Below, we use ADPRI’s title-to-pay transformer to illustrate a few of these subtle but problematic extrapolations.

Four takeaways

  1. Context matters. Because our transformer predicts wages based on job titles alone, it can’t pick up on how other factors such as job type or industry relate to wages, or how the relationship between a job title and wages depends on those other factors. Compensation subject-matter experts will help AI developers identify the contextual factors to include in a model.
  2. Transformers learn the conventions of the past, so be cautious when using them to guide policy. Machine-learning algorithms like transformers learn the patterns that emerge from the practices that produced their training data. They don’t know the value or cost of those practices, or whether those conventions are ethical in your present situation.
  3. Correlation doesn’t imply causation.1The opposite also is true: a lack of correlation doesn’t imply a lack of causation! No matter how much context you feed into your transformer, the patterns it learns don’t necessarily tell you about cause and effect. A job title that mentions a commercial driver’s license, or CDL, pays higher wages than a baseline driving job. That doesn’t mean removing “Class A” from the title while keeping the license requirement will lower the job’s median wage. Compensation experts must work together with quantitative analysts to accurately interpret a model’s implications.
  4. Transformers show tremendous promise despite these drawbacks.
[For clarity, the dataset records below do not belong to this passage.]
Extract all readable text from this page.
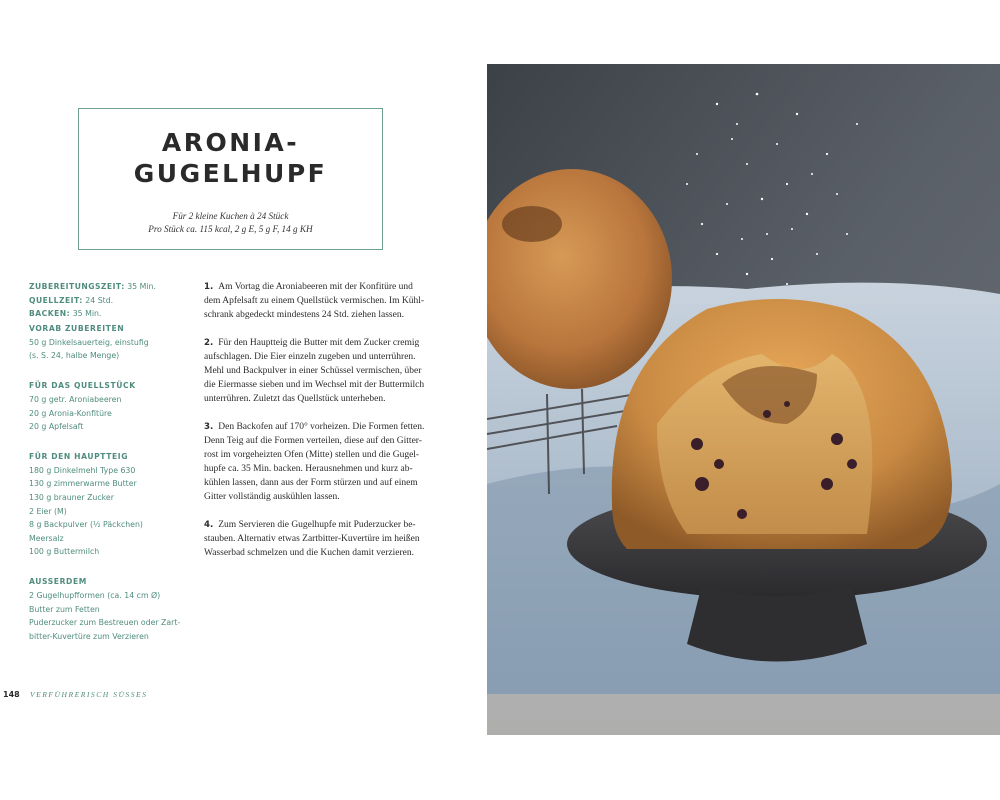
ARONIA-
GUGELHUPF
Für 2 kleine Kuchen à 24 Stück
Pro Stück ca. 115 kcal, 2 g E, 5 g F, 14 g KH
ZUBEREITUNGSZEIT: 35 Min.
QUELLZEIT: 24 Std.
BACKEN: 35 Min.
VORAB ZUBEREITEN
50 g Dinkelsauerteig, einstufig
(s. S. 24, halbe Menge)
FÜR DAS QUELLSTÜCK
70 g getr. Aroniabeeren
20 g Aronia-Konfitüre
20 g Apfelsaft
FÜR DEN HAUPTTEIG
180 g Dinkelmehl Type 630
130 g zimmerwarme Butter
130 g brauner Zucker
2 Eier (M)
8 g Backpulver (½ Päckchen)
Meersalz
100 g Buttermilch
AUSSERDEM
2 Gugelhupfformen (ca. 14 cm Ø)
Butter zum Fetten
Puderzucker zum Bestreuen oder Zart-
bitter-Kuvertüre zum Verzieren
1. Am Vortag die Aroniabeeren mit der Konfitüre und
dem Apfelsaft zu einem Quellstück vermischen. Im Kühl-
schrank abgedeckt mindestens 24 Std. ziehen lassen.
2. Für den Hauptteig die Butter mit dem Zucker cremig
aufschlagen. Die Eier einzeln zugeben und unterrühren.
Mehl und Backpulver in einer Schüssel vermischen, über
die Eiermasse sieben und im Wechsel mit der Buttermilch
unterrühren. Zuletzt das Quellstück unterheben.
3. Den Backofen auf 170° vorheizen. Die Formen fetten.
Denn Teig auf die Formen verteilen, diese auf den Gitter-
rost im vorgeheizten Ofen (Mitte) stellen und die Gugel-
hupfe ca. 35 Min. backen. Herausnehmen und kurz ab-
kühlen lassen, dann aus der Form stürzen und auf einem
Gitter vollständig auskühlen lassen.
4. Zum Servieren die Gugelhupfe mit Puderzucker be-
stauben. Alternativ etwas Zartbitter-Kuvertüre im heißen
Wasserbad schmelzen und die Kuchen damit verzieren.
148 VERFÜHRERISCH SÜSSES
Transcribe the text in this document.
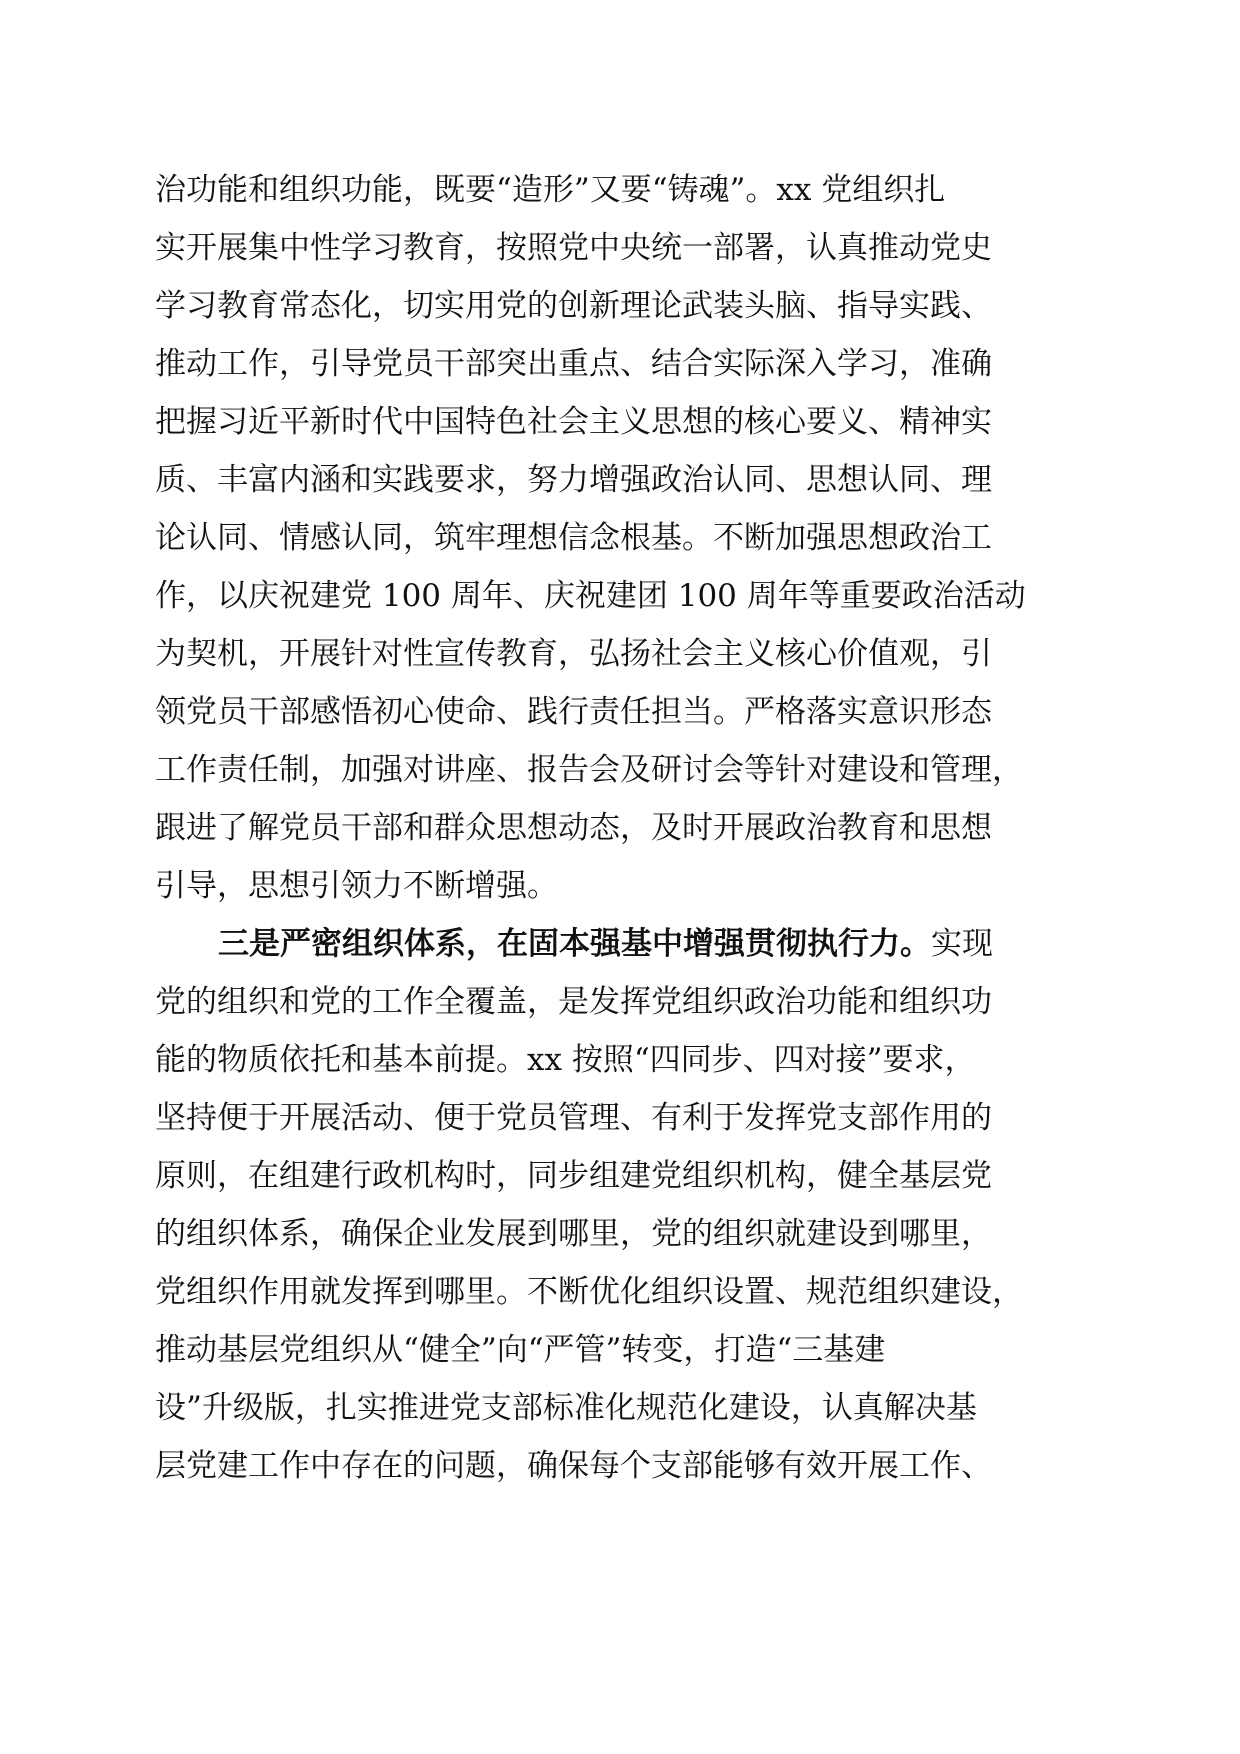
治功能和组织功能，既要“造形”又要“铸魂”。xx 党组织扎
实开展集中性学习教育，按照党中央统一部署，认真推动党史
学习教育常态化，切实用党的创新理论武装头脑、指导实践、
推动工作，引导党员干部突出重点、结合实际深入学习，准确
把握习近平新时代中国特色社会主义思想的核心要义、精神实
质、丰富内涵和实践要求，努力增强政治认同、思想认同、理
论认同、情感认同，筑牢理想信念根基。不断加强思想政治工
作，以庆祝建党 100 周年、庆祝建团 100 周年等重要政治活动
为契机，开展针对性宣传教育，弘扬社会主义核心价值观，引
领党员干部感悟初心使命、践行责任担当。严格落实意识形态
工作责任制，加强对讲座、报告会及研讨会等针对建设和管理，
跟进了解党员干部和群众思想动态，及时开展政治教育和思想
引导，思想引领力不断增强。
三是严密组织体系，在固本强基中增强贯彻执行力。实现
党的组织和党的工作全覆盖，是发挥党组织政治功能和组织功
能的物质依托和基本前提。xx 按照“四同步、四对接”要求，
坚持便于开展活动、便于党员管理、有利于发挥党支部作用的
原则，在组建行政机构时，同步组建党组织机构，健全基层党
的组织体系，确保企业发展到哪里，党的组织就建设到哪里，
党组织作用就发挥到哪里。不断优化组织设置、规范组织建设，
推动基层党组织从“健全”向“严管”转变，打造“三基建
设”升级版，扎实推进党支部标准化规范化建设，认真解决基
层党建工作中存在的问题，确保每个支部能够有效开展工作、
Our simple transformer automatically learned how job title modifiers and other attributes relate to pay. Provided more context about job type, job location, and other factors that predict pay, it could learn more complex patterns with minimal human intervention.

What this means for you

If you’re building AI algorithms to inform compensation policy, consult with subject-matter experts when building the model, defining the acceptable output, and deciding how to incorporate model output into policy. If you’re vetting compensation benchmark providers, involve both subject-matter and AI experts in the process to ask tough questions about what factors the model considers, and how the application helps users avoid the potential pitfalls of extrapolation.

Methods

Pay comparisons and transformer architecture

The visualization slides above contain notes on how we calculate baseline pay for a given job category and baseline pay comparisons for a given job modifier (e.g. “Associate”), as well as a description of the transformer algorithm’s architecture.

Job category definitions

We define three job categories: tech, customer service, and trades. We defined the candidate job titles for these types in the following steps:

  1. For each job category, select two seed jobs from the latest Occupation Informational Network (O*NET) taxonomy (accessed online March 27, 2023) that capture the essence of what we want to include in that category. For tech jobs, these are Data Scientist and Computer Programmer; for customer service, they’re Customer Service Representative and Retail Salesperson; for trades, they’re Construction Laborers and General Maintenance and Repair Workers.
  2. For each of those seed jobs, take the 10 most closely related jobs from the O*NET web page for that job (listed at the bottom of the job’s page). This yields about 20 jobs per category, including the seed jobs.
  3. From the O*NET pages for each of the jobs identified in step two, use the “sample job titles” available at the top of the O*NET page for that job. These job titles are the ones included in each category.

Appendix

Pay percentiles for some hilarious (and fake) job titles

Title25th percentile75th percentile
Apprentice wizard$16.36$21.40
Aquatic basket weaver$20.35$26.06
Chief beverage consumption officer$48.70$54.32
Satellite hit by a softball$29.54$30.43
Bull in a china shop$22.20$34.82
Person keeping a secret$20.04$23.28
Person keeping a great secret$26.07$27.60
You$26.92$30.33
Professional swan fighter$28.62$34.73
Selected hourly wage percentile predictions for fictional job titles. Output from the ADP Research Institute’s transformer.